Edit: w00t, it worked! Indented the paragraphs successfully.

[This message has been edited by Clarphimous (edited 10-13-2006).]

Clarphimous
2006-10-13, 03:07
quote:Originally posted by ArmsMerchant:

I suggest you study rhetoric and debate.

One cannot prove a negative.

You cannot "prove" anything with evidence. Everything has to be rationalized that is not mathematics and pure logic.

That said, there is not sufficient evidence for me to believe it one way or the other. I know that Isaac Asimov (who wrote the book I quoted from in my previous post) believed that he was a historical figure. And he seemed to know his stuff. So I dunno. The Gospels might just be very loosely based on a historical figure, with much of the details added later on. What we do know for sure is that there were, indeed, many instances where people in that time period had tried to claim the position of "Messiah." And then we have all the other weird religious groups at that time (mystery cults and whatnot).
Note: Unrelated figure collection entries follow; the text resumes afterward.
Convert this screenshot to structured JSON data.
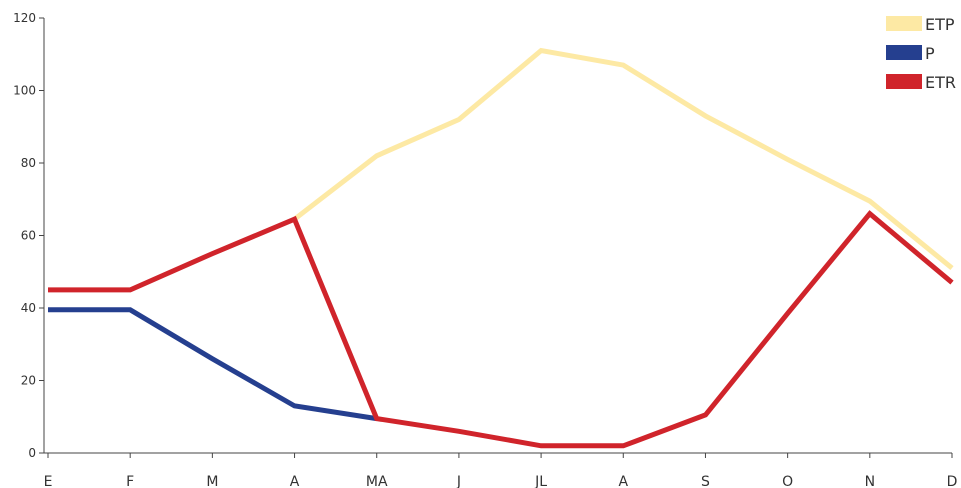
{
  "chart_data": {
    "type": "line",
    "categories": [
      "E",
      "F",
      "M",
      "A",
      "MA",
      "J",
      "JL",
      "A",
      "S",
      "O",
      "N",
      "D"
    ],
    "ylim": [
      0,
      120
    ],
    "yticks": [
      0,
      20,
      40,
      60,
      80,
      100,
      120
    ],
    "grid": false,
    "legend_position": "top-right",
    "series": [
      {
        "name": "ETP",
        "color": "#fde9a4",
        "values": [
          null,
          null,
          null,
          64.5,
          82,
          92,
          111,
          107,
          93,
          81,
          69.5,
          51
        ]
      },
      {
        "name": "P",
        "color": "#253f8f",
        "values": [
          39.5,
          39.5,
          26,
          13,
          9.5,
          null,
          null,
          null,
          null,
          null,
          null,
          null
        ]
      },
      {
        "name": "ETR",
        "color": "#d0242b",
        "values": [
          45,
          45,
          55,
          64.5,
          9.5,
          6,
          2,
          2,
          10.5,
          38.5,
          66,
          47
        ]
      }
    ]
  }
}
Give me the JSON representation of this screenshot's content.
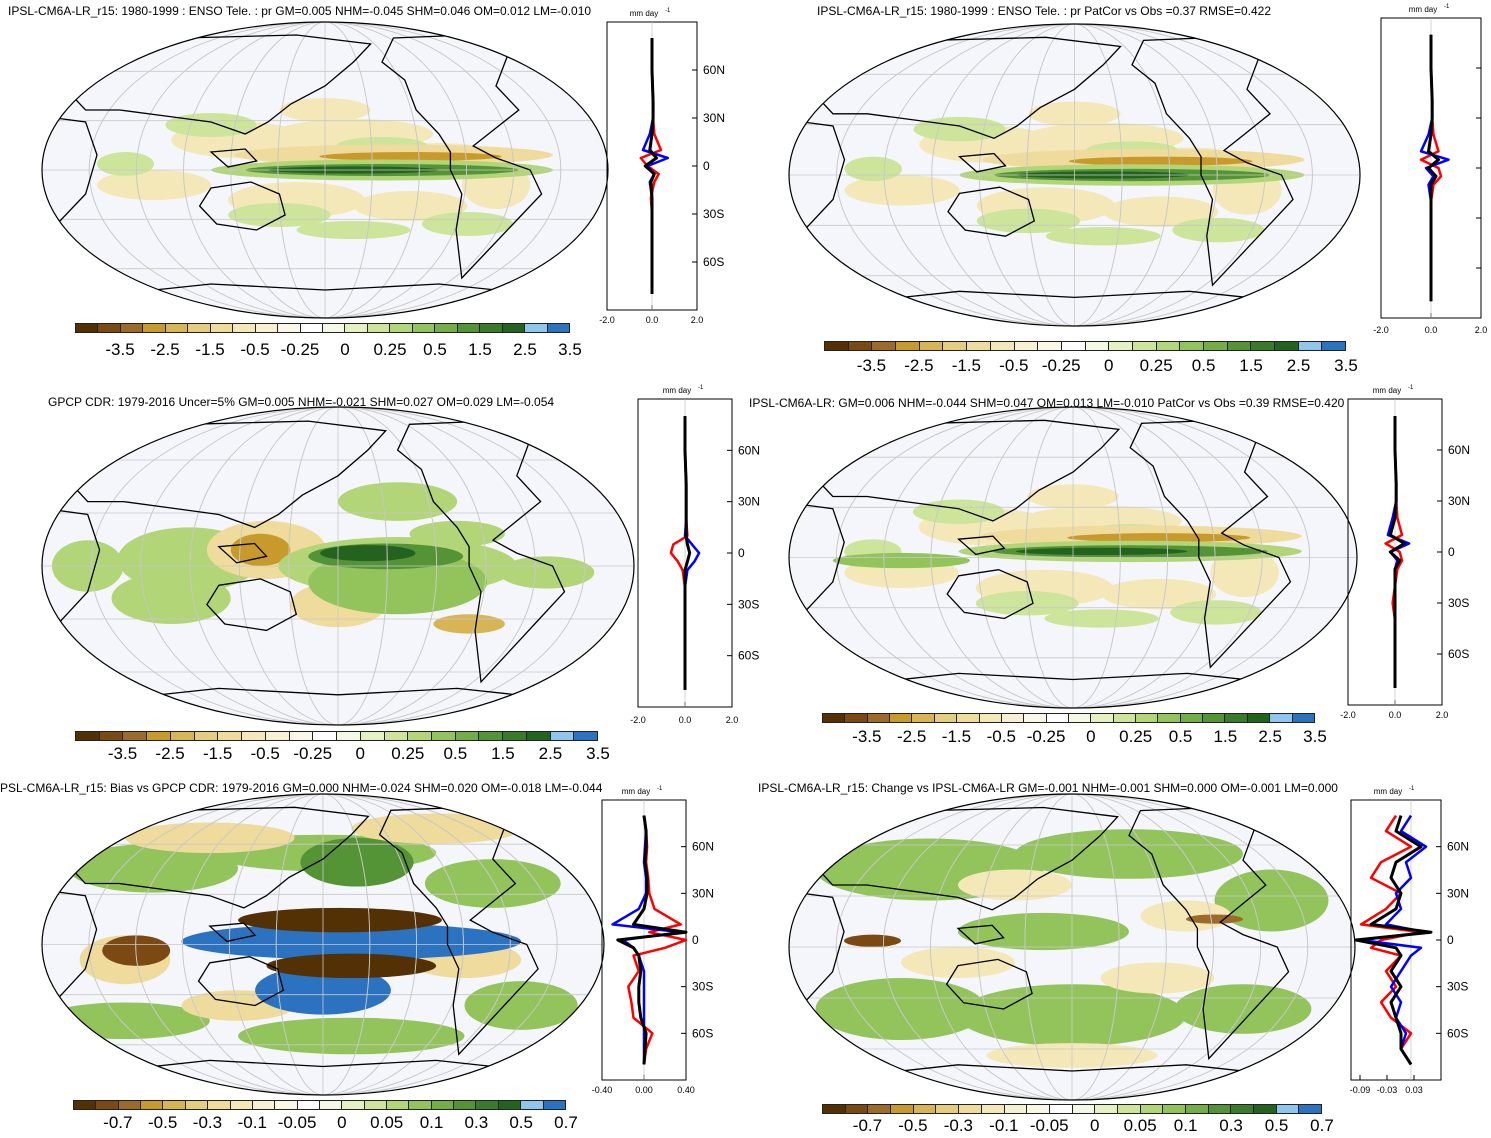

So the real answer is probably somewhere in between the extremes of "Jesus never existed and everything in the Gospels is false" and "The Gospels are inerrant." Exactly where in this continuum is what we have to figure out, here.

quote:Thus, Mark’s Jesus of Nazareth was portrayed as a new Moses, with features that paralleled the stories of Moses.

Odd, I heard that it was the book of Matthew that was based on Moses. Mark didn't have any details on his birth and rising out of Egypt.